Climate change could help reindeer -- or might harm them: Global warming is working out great for reindeer. Or maybe not. A recent study that followed the animals (the same species that's mainly known as caribou in Alaska) on the island of Spitsbergen in Svalbard -- an Arctic archipelago that's part of Norway -- found that population was growing as the area warmed. The correlation makes sense: "[T]he plants that reindeer eat during the relatively short Arctic summer are available for longer periods as the region warms," writes National Geographic. "'Having better food resources means the reindeer are in better condition and therefore more able to cope with the Arctic winter,'" the study's lead researcher told the publication. But it's not that simple, University of Alaska Fairbanks biologist Perry Barboza, not connected to the study, told National Geographic. Warming temperatures can also pose a threat because the increase the chance of deep snow and ice, both of which can keep reindeer from reaching their food. "Barboza also stressed that reindeer populations often undergo boom-and-bust cycles for reasons that can be difficult to pin down," National Geographic noted.

A year after VAWA was reauthorized, Alaska remains an outlier: When the Violence Against Women Act was re-authorized last year, it was amended to clarify issues that arose over tribal jurisdiction, and whether tribal authorities can enforce protection orders against non-Natives (under the 2013 amendments they can).

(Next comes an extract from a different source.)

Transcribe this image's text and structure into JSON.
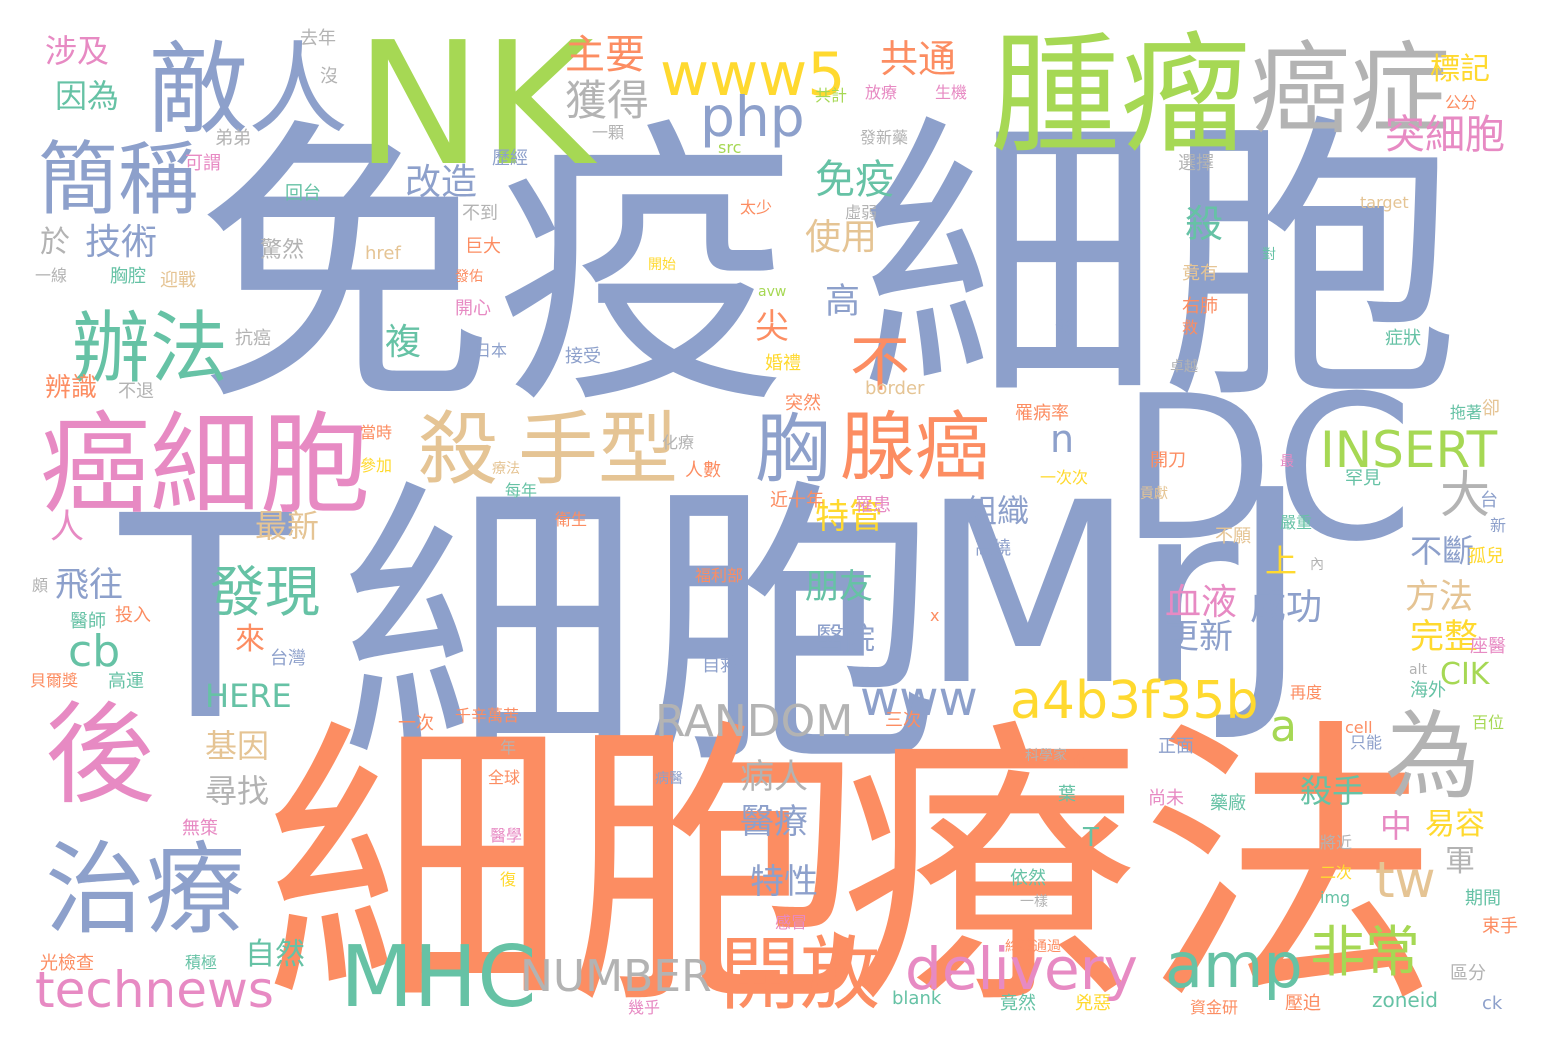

But nearly all of Alaska remains exempt from that amendment. That continues to create problems for authorities seeking to address domestic violence, especially in the state's rural areas, David Voluck, a tribal court judge for the Central Council of Tlingit and Haida Indian Tribes of Alaska told Al Jazeera America. ""The trooper is waiting, because he's not sure who has jurisdiction," he said. "We need to get rid of those exceptions that create confusion." But the state's attorney general, Michael Geraghty, countered that the jurisdiction issue isn't a major problem in combating domestic violence in Alaska: "Geraghty said he has never heard of a situation when a victim was in danger because of confusion over jurisdiction," Al Jazeera America reported. "If tribal courts had jurisdiction before, they do now," Garaghty told Al Jazeera. "Troopers are not lawyers. If they are faced with a situation, they are going to protect the public. These concerns are overblown."